How to understand - is to blame or not?

The most important thing is to establish the limits of responsibility. For example, you feel guilty that my mother did not have a personal life (she said: "And who would take me with a child?"). Or that the boyfriend was injured in a car accident: after you quarreled, he drank and sat behind the wheel. Anastasia Fokina explains that to remove guilt, you should deliberately reduce your area of ​​responsibility. Ask yourself a simple question - could or can I be responsible for this? Can an infant look for a mother of suitors? And did you put an adult drunk man behind the wheel? Of course not. If in the process of thinking about the situation and recognizing guilt, there is energy to correct the error, then the fault is objective. And you can get rid of it by taking a few simple steps: apologize, compensate for damage, offer help. But if you can not clearly explain what was wrong (there is only an internal very heavy feeling), then, most likely, there is no real guilt. So, you can not atone for it. Because there is nothing to bathe.

With limited liability

A psychologically healthy person practically does not experience guilt. The behavior of such a person is regulated by a much more mature sense of responsibility. These are obligations that a person takes on himself voluntarily. Unlike feelings of guilt, responsibility is specific - you can accurately say that one circumstance could affect, and others - no. For example, you can not be to blame for the fact that the life of parents did not work out, because adults are responsible for young children, and not vice versa. The most sophisticated way to cause a strong sense of guilt is illness. He admirably controls the behavior of another person. Who will abandon the unfortunate? Only a scoundrel. And no one wants to be considered as such. And quite often the manipulator falls ill not specifically, but unconsciously. His body assumes responsibility for the relationship of two people from despair - this means that all other ways to tie a person to themselves have not helped. Some are ready to be ill very long and very seriously, if only to maintain the necessary level of feelings of guilt in a partner or children.

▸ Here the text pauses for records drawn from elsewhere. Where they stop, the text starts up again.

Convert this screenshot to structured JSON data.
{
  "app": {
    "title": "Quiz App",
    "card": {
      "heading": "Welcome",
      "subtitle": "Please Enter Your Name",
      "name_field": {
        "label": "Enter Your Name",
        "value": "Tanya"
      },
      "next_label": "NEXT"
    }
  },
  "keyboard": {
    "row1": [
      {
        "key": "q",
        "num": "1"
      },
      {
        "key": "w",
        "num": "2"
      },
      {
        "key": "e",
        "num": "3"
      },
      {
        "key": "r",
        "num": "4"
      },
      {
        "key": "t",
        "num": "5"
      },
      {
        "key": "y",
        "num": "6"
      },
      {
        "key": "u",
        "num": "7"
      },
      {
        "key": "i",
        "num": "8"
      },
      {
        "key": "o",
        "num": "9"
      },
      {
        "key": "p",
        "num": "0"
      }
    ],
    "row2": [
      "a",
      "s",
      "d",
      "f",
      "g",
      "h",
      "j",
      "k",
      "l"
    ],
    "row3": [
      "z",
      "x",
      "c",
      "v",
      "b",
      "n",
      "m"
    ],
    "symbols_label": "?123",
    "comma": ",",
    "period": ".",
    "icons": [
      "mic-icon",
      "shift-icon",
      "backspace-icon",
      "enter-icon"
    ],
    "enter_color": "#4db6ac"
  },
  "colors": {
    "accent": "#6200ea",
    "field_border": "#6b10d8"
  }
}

A child's illness can be the only thing that unites the couple and keeps from divorce. Psychologists call this phenomenon "the profitability of the disease." Some mothers simply do not need a child to stop being sick - because then nothing will keep her husband in the family. A chronic sense of guilt is not a sign of spirituality, but a sign of immaturity, says Elena Lopukhina. Getting rid of him in the adult state is not easy, but even more difficult is to try to go forward, feeling yourself all and always due.

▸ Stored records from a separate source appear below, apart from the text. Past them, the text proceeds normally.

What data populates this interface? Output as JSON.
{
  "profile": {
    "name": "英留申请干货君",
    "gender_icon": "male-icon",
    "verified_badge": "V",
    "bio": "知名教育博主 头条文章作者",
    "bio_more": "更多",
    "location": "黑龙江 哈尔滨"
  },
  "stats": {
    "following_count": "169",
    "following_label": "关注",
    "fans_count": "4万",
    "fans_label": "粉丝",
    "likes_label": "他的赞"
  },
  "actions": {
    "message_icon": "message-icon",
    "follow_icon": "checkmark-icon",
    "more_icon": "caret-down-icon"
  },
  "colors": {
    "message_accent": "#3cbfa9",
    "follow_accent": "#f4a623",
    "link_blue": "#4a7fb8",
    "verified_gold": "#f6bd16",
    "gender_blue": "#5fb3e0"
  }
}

Feeling guilty, scolding ourselves, we can not think, analyze, reason soberly. All the time we turn back ("And if I acted differently?") And get stuck in the past. Responsibility, by contrast, inspires action, it is aimed at the future and allows us to correct mistakes, rather than regretting them fruitlessly. A person in charge, having done something wrong, thinks that he has done badly, and the one who is guided by the guilt will only feel bad. And the first will be easier after he corrects the mistake, and the second will continue to suffer. A child whose parents were taught to feel guilty, but did not teach to be free and responsible for their actions, becoming an adult, will not be able to notice, recognize and correct what he did wrong. It will seem to him that demonstrating his guilt is enough to be forgiven. Now we know what the method of getting rid of guilt is.